Speaker 3
Hey, welcome back to.NET Rocks, episode 1918. Where are we in history today, Richard? End of World War I. End of World War I.
Speaker 2
Wasn't that fun? Ah, beginning of the H1N1 pandemic flu. Yes. That will kill people for the next four years and is still around today.
Speaker 3
Yay. I'm Carl Franklin. That's, of course, Richard Campbell. And we're here for episode 1918 with the guy who built Node, Ryan Dahl. We'll talk to him in a minute. But first, it's better know a framework. Awesome. Roll the music. All right, man, what do you got? So I looked for trending repos on GitHub, and I found this amazing app.

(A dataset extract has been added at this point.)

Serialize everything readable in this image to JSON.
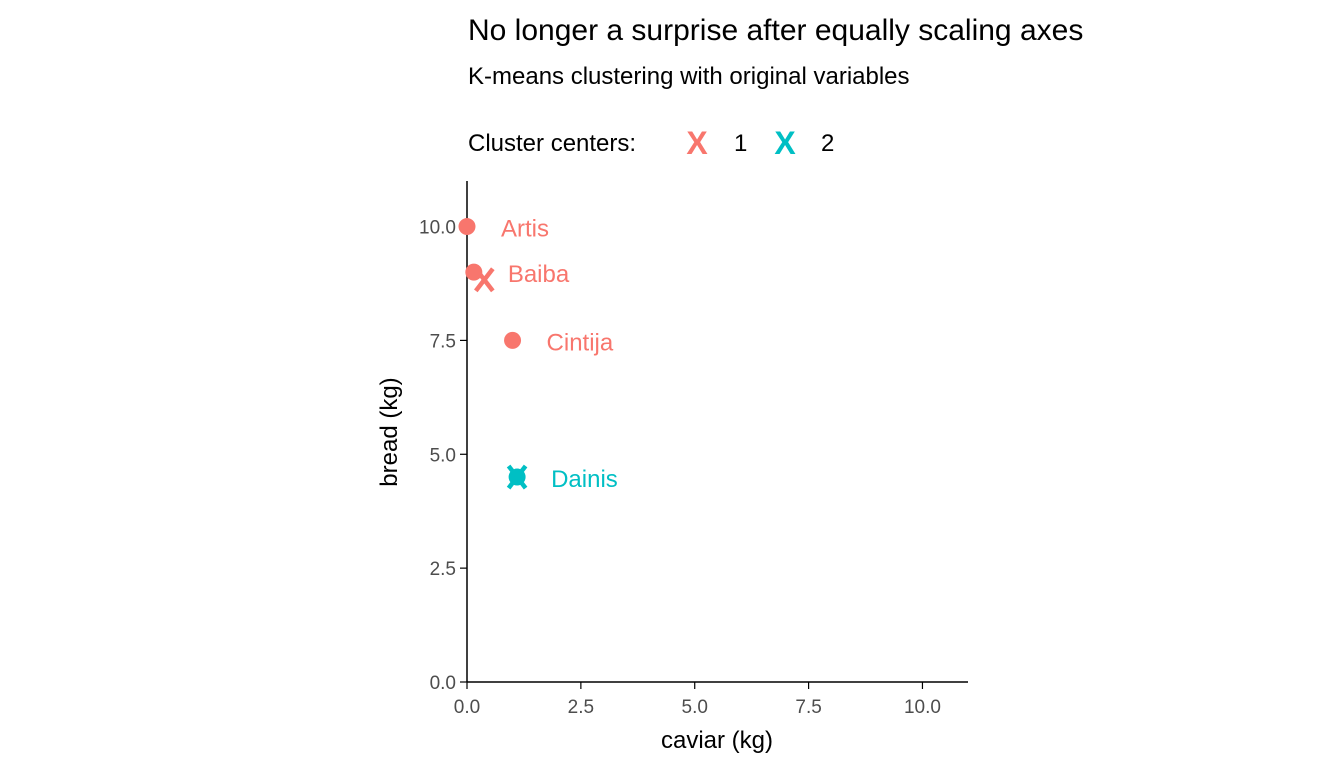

I haven't used it yet, but it looks amazing. It's still in alpha. It's called Follow. Oh, yeah. And you remember RSS readers, right? Those were all the rage when blogs came out. The good old days. Yeah. Think of this as an RSS reader on steroids. Oh, my. So it's called Follow. It's all about allowing you to follow your favorite websites, blogs, social media accounts, podcasts, and notifications in one place.
Speaker 3
so it also has AI to assist in operations, provides AI reports to highlight key information for your subscriptions, personal AI knowledge base built from your subscription, uses blockchain as an incentive mechanism for active users and outstanding creators. But more about that, you know, check out some of these pictures, right? of you following the verge of twitter and mastodon and all the socials uh what is it nasa astronomy pictures um so videos from youtube just okay
Speaker 2
anything you might subscribe to anything
Speaker 3
you might subscribe to yeah that's
Speaker 2
interesting and
Speaker 3
so it's kind of like that. It's kind
Speaker 2
of the old RSS browser on steroids. Yeah. Well, it's good to see. It's not like we stopped needing it. It's just that when they shut down Google Reader, we're all heartbroken and we haven't gotten over it.